Without actually having done it, the way I'd probably approach it is by making the CurrentStep function take the predicate you want to add ("Completed == null"). Then you can create a full Expression> predicate to hand off to Where. I'm lazy, so I'm going to do an example using String and Char (String contains Chars, just like Item contains Steps):
using System;
using System.Linq;
using System.Linq.Expressions;
class Program {
static void Main(string[] args) {
Console.WriteLine(StringPredicate(c => Char.IsDigit(c)));
var func = StringPredicate(c => Char.IsDigit(c)).Compile();
Console.WriteLine(func("h2ello"));
Console.WriteLine(func("2ello"));
}
public static Expression<Func<string,bool>> StringPredicate(Expression<Func<char,bool>> pred) {
Expression<Func<string, char>> get = s => s.First();
var p = Expression.Parameter(typeof(string), "s");
return Expression.Lambda<Func<string, bool>>(
Expression.Invoke(pred, Expression.Invoke(get, p)),
p);
}
}
So "func" is created by using StringPredicate to create an Expression. For the example, we compile it to execute it locally. In your case, you'd pass the whole predicate to "Where" so it gets translated to SQL.

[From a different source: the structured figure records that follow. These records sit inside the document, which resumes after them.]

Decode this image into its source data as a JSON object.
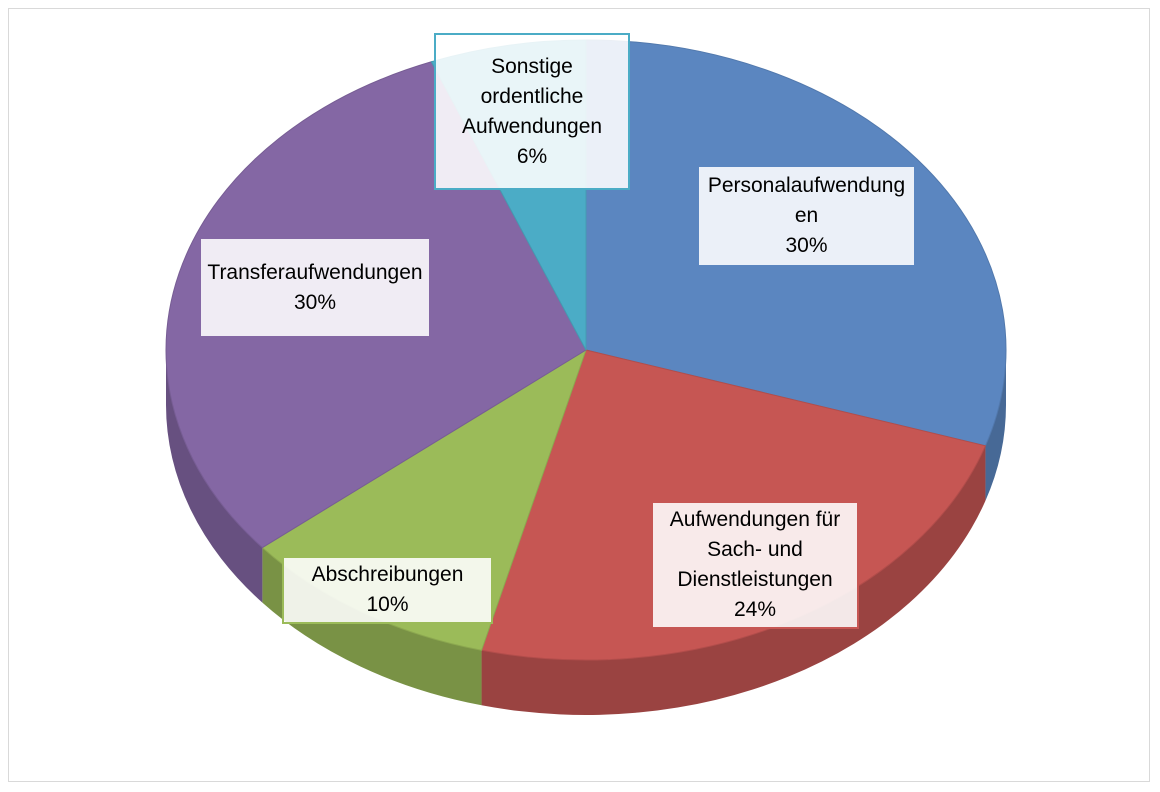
{
  "chart_data": {
    "type": "pie3d",
    "categories": [
      "Personalaufwendungen",
      "Aufwendungen für Sach- und Dienstleistungen",
      "Abschreibungen",
      "Transferaufwendungen",
      "Sonstige ordentliche Aufwendungen"
    ],
    "values": [
      30,
      24,
      10,
      30,
      6
    ],
    "value_labels": [
      "30%",
      "24%",
      "10%",
      "30%",
      "6%"
    ],
    "colors": [
      "#5b86c0",
      "#c65653",
      "#9bbb59",
      "#8467a4",
      "#4bacc6"
    ]
  }
}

The "get" expression is where you put your "extension" stuff (OrderByWhatever, First, etc.). This is then passed in to the predicate that's given to you.
Don't worry if it looks complicated; it sorta is at first. If you haven't done this kinda stuff before, it'll take a bit of time (the first time I did this kinda stuff, it took hours to get it right :|.. now it comes slightly easier). Also, as I mentioned, you can write a helper method to do this re-writing for you (so you don't directly need to use the Expression.Whatever methods), but I haven't seen any examples and haven't really needed it yet.
Check out my answer to "switch statement in linq" and see if that points you in the right direction...
The technique i demonstrate there is the one that got me past the scary "no translation to SQL" error.